# Big Red Cats



## atr3yu (Feb 15, 2012)

Wow man that looked like an epic great time. Rossland is only like an 1 hr ish from where I live so it was nice to see local terrain. No offense but I was happy to see you guys falling now and then as I am hopefully getting a few free days up at Bald Face and didn't want to feel like the jack ass that fell down a few times. Anyways, thanks a lot for sharing! I loved it!


----------



## Justin (Jun 2, 2010)

ya it was a lot of fun. 

Don't worry about falling, everyone does. 

Is bald face heli or cat?


----------



## atr3yu (Feb 15, 2012)

Justin said:


> ya it was a lot of fun.
> 
> Don't worry about falling, everyone does.
> 
> Is bald face heli or cat?


Bald Face is heli access to the lodge, then cat from there. My boss went for a few days this year and said it was the best few days of his life. I really hope I can get up there next year! Bald Face


----------



## Justin (Jun 2, 2010)

ya that would be wicked.

The riding wasn't super different then riding at a good resort but it was like the best runs of your life but every run. The conditions were amazing every run.


----------



## killclimbz (Aug 10, 2007)

Embeded the video for you.

Looks like a good time to me. Cat Skiing is a nice luxury and it's also nice to not have to carry as much gear as you do as say if you are going splitboarding for the day. Plus you don't have to burn your quads up and down. Though I like doing that, but it's not for every one. 

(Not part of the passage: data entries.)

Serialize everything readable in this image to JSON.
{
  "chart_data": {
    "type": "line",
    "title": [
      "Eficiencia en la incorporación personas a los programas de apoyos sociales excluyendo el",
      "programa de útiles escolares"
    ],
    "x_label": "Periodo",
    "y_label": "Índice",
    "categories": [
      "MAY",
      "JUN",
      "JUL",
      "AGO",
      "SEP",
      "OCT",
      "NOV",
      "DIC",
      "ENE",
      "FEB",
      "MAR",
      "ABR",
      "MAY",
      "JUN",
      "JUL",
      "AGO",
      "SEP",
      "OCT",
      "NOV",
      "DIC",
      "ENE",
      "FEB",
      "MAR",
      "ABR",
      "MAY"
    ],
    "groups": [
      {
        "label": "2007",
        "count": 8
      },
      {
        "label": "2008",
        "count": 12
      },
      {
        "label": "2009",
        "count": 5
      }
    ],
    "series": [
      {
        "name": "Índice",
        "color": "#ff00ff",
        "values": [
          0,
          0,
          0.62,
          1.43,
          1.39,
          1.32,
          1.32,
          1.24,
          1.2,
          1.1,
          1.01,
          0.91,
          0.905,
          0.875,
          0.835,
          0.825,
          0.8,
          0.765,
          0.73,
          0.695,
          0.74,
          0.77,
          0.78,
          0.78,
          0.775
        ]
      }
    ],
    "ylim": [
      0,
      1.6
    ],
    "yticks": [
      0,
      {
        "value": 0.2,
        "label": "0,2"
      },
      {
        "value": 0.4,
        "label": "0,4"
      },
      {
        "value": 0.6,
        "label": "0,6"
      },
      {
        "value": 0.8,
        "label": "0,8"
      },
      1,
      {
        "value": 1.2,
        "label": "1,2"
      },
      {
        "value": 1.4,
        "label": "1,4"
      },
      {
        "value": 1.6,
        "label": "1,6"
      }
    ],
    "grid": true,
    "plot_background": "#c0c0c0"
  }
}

Bald Face cat skiing looks amazing. So does the Monashees.


----------



## Justin (Jun 2, 2010)

thx for embedding.

Luxury is right lol, i think we got a pretty good deal and it was still around the $200 dollar mark. I bought a split a little while ago so i hope to get more good days in the back country next year.


----------



## Argo (Feb 25, 2010)

$200/day? That's pretty good


----------



## Justin (Jun 2, 2010)

i think it was closer to $250 not %100 sure. I think the guy that organized it got us a discount.


----------